Para encerrar a argumentação do romance como o género onde Tavares melhor se exprime podemos imaginar um livro feito a partir destas fichas de aprendizagem, com pequenos textos comentando e analisando cada passo do curso de comportamento: eis algo que facilmente poderia figurar na obra do autor. Seria interessante? Seria. Seria explorado com mais profundidade num livro dedicado apenas a isso? Seria. Seria uma leitura mais interessante do que este romance? Temos dúvidas. O que Tavares ganha no romance é uma estrutura sequencial que, ao mesmo tempo que mantém o leitor interessado no desenrolar da acção, vai fornecendo os pequenos episódios e comentários característicos da sua forma de ver o mundo — ou da sua forma de o explorar ficcionalmente. E é desses episódios que vive este Uma Menina Está Perdida...: episódios e personagens secundárias que elevam a um patamar superior uma trama que, de outra forma, seria apenas banal.
A questão do tempo e a noção de século, por exemplo, mencionadas atrás, são exploradas num capítulo intitulado Sete Séculos XX, em que uma personagem secundária conta da existência de sete judeus cuja função é serem uma memória de todos os acontecimentos do século, para que se uma qualquer catástrofe civilizacional apagasse todos os registos históricos a memória desses eventos não desaparecesse. Ainda dentro da temática judaica, há um episódio assombroso, não apenas pela ideia em si, mas também pela forma seca e despida de justificação com que nos é contado: seguindo uma recomendação, Marius e Hanna instalam-se num hotel em Berlim. Quando lhes é atribuído um quarto, a placa que vem com a chave não tem um número, mas um nome: Auschwitz. Todos os quartos têm, em vez de números, nomes de campos de concentração. Quando Marius pergunta porque fazem aquilo, a dona do hotel responde: “Porque podemos. Somos judeus.”

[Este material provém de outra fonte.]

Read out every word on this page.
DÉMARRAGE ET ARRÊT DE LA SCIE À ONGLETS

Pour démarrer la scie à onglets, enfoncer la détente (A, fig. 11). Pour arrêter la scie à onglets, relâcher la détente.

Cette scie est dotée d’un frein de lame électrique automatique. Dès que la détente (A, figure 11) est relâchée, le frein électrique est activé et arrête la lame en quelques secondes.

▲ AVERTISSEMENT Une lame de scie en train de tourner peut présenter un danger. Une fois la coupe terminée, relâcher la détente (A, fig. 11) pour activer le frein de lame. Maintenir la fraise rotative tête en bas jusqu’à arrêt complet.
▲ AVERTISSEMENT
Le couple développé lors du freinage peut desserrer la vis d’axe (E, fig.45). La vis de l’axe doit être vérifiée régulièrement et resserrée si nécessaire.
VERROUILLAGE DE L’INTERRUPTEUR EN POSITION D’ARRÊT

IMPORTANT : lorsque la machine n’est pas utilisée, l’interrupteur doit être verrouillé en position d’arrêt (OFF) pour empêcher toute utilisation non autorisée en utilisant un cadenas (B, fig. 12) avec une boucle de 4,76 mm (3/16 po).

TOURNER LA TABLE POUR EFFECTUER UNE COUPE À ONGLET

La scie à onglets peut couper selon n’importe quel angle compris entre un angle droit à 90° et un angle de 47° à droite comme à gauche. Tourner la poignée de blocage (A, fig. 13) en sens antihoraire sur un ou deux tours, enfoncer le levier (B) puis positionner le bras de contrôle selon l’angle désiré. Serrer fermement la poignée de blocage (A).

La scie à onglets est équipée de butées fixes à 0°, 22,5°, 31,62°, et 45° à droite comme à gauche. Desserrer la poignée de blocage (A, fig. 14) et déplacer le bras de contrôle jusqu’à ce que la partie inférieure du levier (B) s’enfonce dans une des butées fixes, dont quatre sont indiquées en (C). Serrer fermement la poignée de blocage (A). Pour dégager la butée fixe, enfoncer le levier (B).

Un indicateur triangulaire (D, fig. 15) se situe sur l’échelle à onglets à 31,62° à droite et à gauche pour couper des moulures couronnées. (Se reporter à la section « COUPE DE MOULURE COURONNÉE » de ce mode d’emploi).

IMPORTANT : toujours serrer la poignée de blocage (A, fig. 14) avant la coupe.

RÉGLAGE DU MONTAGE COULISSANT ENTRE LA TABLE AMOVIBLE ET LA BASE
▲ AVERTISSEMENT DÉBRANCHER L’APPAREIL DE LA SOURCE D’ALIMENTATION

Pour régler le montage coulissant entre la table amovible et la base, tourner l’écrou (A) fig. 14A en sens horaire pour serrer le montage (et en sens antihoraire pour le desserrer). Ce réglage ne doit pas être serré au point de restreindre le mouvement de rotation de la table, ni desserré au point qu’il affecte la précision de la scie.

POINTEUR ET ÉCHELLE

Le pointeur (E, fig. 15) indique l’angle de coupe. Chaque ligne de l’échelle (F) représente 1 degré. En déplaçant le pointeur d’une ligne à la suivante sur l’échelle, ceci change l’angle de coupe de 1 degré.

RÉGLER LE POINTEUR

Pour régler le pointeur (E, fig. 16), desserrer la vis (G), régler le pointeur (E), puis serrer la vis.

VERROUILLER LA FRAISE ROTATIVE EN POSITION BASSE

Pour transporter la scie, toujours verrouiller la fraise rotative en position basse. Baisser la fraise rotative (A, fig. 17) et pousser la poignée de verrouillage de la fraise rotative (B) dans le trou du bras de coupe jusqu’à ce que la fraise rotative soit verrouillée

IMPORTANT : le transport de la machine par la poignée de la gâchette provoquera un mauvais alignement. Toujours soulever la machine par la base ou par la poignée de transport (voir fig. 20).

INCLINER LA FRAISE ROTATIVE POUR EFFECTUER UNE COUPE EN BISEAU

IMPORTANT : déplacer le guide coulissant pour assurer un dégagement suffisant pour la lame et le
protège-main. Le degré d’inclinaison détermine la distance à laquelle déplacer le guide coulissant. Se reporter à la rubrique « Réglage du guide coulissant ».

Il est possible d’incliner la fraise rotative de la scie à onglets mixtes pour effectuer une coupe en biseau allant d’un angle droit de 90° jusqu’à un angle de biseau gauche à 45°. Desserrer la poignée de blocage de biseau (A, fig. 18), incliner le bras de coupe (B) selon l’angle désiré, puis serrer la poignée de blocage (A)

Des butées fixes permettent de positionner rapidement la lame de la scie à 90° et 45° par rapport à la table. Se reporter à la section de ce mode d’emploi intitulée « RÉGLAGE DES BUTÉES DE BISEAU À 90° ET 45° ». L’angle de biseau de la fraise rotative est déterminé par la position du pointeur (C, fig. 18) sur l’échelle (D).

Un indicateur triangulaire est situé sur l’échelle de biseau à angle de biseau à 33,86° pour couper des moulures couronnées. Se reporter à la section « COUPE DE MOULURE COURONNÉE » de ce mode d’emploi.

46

Estes encontros e as subsequentes conversas inusitadas que Marius e Hanna vão tendo (Hanna sempre como espectadora não-interveniente) são o verdadeiro enredo do livro, já que a busca pelo pai da menina é apenas a desculpa que os faz andar de um ponto para o outro. Uma Menina Está Perdida... é, por isso, um daqueles romances que se podiam quase dividir em contos. Não é o desfecho da história que interessa, mas sim as histórias mais pequenas contidas no livro. Mas é este artifício, este fio narrativo que liga todos os episódios, que o torna uma obra maior. Sem querer fazer o elogio do facilitismo, é muito mais agradável ser levado a reflectir por personagens dentro de uma trama do que por ideias apresentadas isoladamente. Muito do que há nesta obra já fora explorado, noutras formas, noutros livros, mas é no romance que Tavares melhor passa a sua visão, porque o romance permite a identificação do leitor, favorece a empatia com a acção e com os factos narrados: exactamente aquilo que acontecia com os quatro romances da série O Reino. Neste, fora dessa série e, aparentemente, de todas, o único defeito é uma perda de ritmo na segunda metade, motivada também pelo recurso ao reaparecimento de personagens secundárias. A pluralidade de géneros e de formas é um direito; a opinião também: que Gonçalo M. Tavares regresse muitas vezes ao romance.